In my last post, I argued that sifting through citizens’ questions for the President is a job best done outside of government. More broadly, there’s a class of input that is good for government to receive, but that probably won’t be welcome at the staff level, where moment-to-moment success is more of a concern than long-term institutional thriving. Tough questions from citizens are in this category. So is unexpected, challenging or contrarian citizen advice or policy input. A flood of messages that tell the President “I’m in favor of what you already plan to do,” perhaps leavened with a sprinkling of “I respectfully disagree, but still like you anyway,” would make for great PR, and better yet, since such messages don’t offer action guiding advice, they don’t actually drive any change whatsoever in what anyone in government—from the West Wing to the furthest corners of the executive branch—does.

Will the new administration set things up to run this way? I don’t know. Certainly, the cookie-cutter blandness of their responses to the first round of online citizen questions is not a promising sign. There’s no question that Obama himself sees some value in real, tough questions that come from the masses. But the immediate practical advantages of a choir that echoes the preacher may be a much more attractive prospect for his staff then the scrambling, search, and actual policy rethought that might have to follow tough questions or unexpected advice.

This outcome would be a lost opportunity precisely because there are pockets of untapped expertise, uncommon wisdom, and bright ideas out there.

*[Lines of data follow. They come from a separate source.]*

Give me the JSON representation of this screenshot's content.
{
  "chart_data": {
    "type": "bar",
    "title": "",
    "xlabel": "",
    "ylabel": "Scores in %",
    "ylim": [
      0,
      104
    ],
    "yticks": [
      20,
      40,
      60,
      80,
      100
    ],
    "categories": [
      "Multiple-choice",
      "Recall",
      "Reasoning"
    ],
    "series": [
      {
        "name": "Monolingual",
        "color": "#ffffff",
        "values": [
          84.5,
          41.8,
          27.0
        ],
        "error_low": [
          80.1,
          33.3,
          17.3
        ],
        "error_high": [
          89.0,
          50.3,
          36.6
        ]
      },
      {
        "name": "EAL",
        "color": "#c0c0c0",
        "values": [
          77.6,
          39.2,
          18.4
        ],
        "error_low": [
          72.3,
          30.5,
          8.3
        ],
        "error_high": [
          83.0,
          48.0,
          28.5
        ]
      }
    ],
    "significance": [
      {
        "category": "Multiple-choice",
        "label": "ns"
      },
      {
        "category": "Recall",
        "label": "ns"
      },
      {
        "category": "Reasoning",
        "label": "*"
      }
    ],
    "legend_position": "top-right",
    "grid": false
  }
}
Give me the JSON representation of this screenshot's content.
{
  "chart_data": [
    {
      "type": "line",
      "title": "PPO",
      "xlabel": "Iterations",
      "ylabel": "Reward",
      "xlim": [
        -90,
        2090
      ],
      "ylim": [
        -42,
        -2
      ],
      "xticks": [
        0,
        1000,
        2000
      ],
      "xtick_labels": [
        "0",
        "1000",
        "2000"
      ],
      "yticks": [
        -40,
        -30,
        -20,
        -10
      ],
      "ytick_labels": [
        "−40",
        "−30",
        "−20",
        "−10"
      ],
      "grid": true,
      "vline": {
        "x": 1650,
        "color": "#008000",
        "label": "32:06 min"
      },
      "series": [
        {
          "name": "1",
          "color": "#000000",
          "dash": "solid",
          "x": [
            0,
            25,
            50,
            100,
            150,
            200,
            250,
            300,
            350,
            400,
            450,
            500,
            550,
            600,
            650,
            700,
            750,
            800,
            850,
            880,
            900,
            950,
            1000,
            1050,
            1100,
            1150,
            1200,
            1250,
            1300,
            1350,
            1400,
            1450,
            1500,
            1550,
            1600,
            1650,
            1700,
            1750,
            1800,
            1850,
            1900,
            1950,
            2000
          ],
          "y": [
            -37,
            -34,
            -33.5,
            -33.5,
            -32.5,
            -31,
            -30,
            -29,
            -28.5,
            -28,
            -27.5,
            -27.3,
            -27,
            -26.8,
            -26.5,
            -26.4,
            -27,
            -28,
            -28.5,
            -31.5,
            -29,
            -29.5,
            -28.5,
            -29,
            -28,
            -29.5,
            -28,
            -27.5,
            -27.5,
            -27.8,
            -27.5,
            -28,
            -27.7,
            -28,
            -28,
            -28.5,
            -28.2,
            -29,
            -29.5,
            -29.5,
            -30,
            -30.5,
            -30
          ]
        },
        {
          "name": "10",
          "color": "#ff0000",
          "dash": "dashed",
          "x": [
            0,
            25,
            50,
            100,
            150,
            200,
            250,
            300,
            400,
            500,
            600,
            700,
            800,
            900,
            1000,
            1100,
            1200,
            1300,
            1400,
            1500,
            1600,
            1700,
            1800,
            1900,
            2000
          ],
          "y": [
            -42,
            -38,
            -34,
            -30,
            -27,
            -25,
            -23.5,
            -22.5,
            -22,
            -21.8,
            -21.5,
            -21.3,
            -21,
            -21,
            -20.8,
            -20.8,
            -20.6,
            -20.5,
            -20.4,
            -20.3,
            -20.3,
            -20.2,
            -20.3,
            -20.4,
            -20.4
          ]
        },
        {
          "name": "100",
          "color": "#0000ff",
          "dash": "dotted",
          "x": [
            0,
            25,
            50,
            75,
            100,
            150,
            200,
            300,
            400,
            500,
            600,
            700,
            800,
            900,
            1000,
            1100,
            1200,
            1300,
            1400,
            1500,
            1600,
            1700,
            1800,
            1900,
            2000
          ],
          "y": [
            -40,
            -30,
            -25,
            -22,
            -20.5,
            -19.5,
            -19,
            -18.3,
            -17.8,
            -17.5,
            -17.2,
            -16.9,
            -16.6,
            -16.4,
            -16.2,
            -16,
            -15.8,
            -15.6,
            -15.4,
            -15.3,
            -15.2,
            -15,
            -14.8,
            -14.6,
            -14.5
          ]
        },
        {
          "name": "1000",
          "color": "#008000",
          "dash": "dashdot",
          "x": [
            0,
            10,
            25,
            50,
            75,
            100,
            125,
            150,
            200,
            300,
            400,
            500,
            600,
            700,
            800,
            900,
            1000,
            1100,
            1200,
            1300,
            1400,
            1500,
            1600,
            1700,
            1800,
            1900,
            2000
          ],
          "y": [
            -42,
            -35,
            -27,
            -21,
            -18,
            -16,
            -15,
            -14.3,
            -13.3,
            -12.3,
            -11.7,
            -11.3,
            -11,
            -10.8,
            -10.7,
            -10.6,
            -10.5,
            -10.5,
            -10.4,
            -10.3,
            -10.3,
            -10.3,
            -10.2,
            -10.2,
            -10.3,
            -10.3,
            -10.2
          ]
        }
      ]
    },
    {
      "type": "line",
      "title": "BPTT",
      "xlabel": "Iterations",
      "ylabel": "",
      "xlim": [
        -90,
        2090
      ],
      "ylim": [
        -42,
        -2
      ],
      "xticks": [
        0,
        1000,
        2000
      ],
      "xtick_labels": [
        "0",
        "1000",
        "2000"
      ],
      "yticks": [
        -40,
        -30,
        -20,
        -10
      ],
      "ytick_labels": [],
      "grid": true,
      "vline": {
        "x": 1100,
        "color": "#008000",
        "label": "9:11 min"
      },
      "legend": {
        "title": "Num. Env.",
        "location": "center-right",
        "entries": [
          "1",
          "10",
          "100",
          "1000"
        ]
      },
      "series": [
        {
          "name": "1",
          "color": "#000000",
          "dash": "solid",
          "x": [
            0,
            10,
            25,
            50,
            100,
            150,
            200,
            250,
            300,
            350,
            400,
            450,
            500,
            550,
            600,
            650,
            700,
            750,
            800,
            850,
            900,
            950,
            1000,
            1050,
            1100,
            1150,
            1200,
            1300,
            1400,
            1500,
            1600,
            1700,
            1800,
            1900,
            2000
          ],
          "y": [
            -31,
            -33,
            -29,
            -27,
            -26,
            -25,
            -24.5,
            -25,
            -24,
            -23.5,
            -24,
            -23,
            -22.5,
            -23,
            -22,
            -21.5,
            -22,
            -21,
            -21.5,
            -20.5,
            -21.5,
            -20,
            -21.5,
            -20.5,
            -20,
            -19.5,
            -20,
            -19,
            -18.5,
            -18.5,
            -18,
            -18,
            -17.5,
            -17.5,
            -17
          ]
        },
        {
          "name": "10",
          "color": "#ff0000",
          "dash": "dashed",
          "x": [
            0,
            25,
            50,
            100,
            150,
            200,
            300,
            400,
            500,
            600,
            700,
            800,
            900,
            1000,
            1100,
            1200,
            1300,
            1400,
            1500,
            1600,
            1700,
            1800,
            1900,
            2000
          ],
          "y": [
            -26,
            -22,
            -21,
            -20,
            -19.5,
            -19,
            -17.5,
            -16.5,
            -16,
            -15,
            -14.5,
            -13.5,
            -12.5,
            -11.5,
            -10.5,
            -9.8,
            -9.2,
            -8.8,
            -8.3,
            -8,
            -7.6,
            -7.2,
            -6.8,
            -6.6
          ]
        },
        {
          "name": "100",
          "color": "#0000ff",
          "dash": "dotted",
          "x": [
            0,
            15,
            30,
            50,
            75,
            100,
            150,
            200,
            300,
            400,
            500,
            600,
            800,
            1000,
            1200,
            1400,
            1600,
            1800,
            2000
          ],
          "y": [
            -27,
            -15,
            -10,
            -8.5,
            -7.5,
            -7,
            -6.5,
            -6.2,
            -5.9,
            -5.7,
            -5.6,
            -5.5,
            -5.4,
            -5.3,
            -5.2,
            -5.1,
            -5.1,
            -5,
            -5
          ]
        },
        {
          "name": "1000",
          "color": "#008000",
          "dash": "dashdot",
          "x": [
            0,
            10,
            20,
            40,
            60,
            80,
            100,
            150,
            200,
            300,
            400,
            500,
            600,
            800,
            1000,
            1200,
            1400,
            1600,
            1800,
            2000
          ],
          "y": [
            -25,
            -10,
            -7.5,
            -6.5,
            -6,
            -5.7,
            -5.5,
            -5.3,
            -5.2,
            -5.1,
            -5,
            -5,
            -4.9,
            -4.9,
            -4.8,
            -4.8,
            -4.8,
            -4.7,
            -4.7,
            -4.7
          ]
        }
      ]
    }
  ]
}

Surfacing these insights—the inputs that weren’t already going to be incorporated into the policy process, the thoughts that weren’t talking points during the campaign, the things we didn’t already know—is precisely what the new collaborative technologies have made possible.

On the other hand, in order for this to work, we need to be able to regard (at least some of) the surprising, unexpected or quirky citizen inputs as successes for the system that attracted them, rather than failures. We can already find out what the median voter thinks, without all these fancy new systems, and in any case, his or her opinion is unlikely to add new or unexpected value to the policy process.

Obamacto.org, a potential model for external sites that gather citizen input for government, has a leaderboard of suggested priorities for the new CTO, voted up by visitors to the site. The first three suggestions are net neutrality regulation, Patriot Act repeal and DMCA repeal—unsurprising major issues. Arguably, if enough people took part in the online voting, there would be some value in knowing how the online group had prioritized these familiar requests. But with the fourth item, things get interesting: it reads “complete the job on metrication that Ronald Reagan defunded.”

On the one hand, my first reaction to this is to laugh: Regardless of whether or not moving to the metric system would be a good idea, it’s something that doesn’t have nearly the political support today that would be needed in order for it to be a plausible priority for Obama’s CTO. Put another way, there’s no chance that persuading America to do this is the best use of the new administration’s political capital.

On the other hand, maybe that’s what these sorts of online fora are for: Changing which issues are on the table, and how we think about them. The netroots turned net neutrality into a mainstream political issue, and for all I know they (or some other constellation of political forces) could one day do the same for the drive to go metric.

Readers, commenters: What do you think? Are quirky inputs like the suggestion that Obama’s CTO focus on metrication a hopeful sign for the value new deliberative technologies can add in the political process? Or, are they a sign that we haven’t figured out how these technologies should work or how to use them?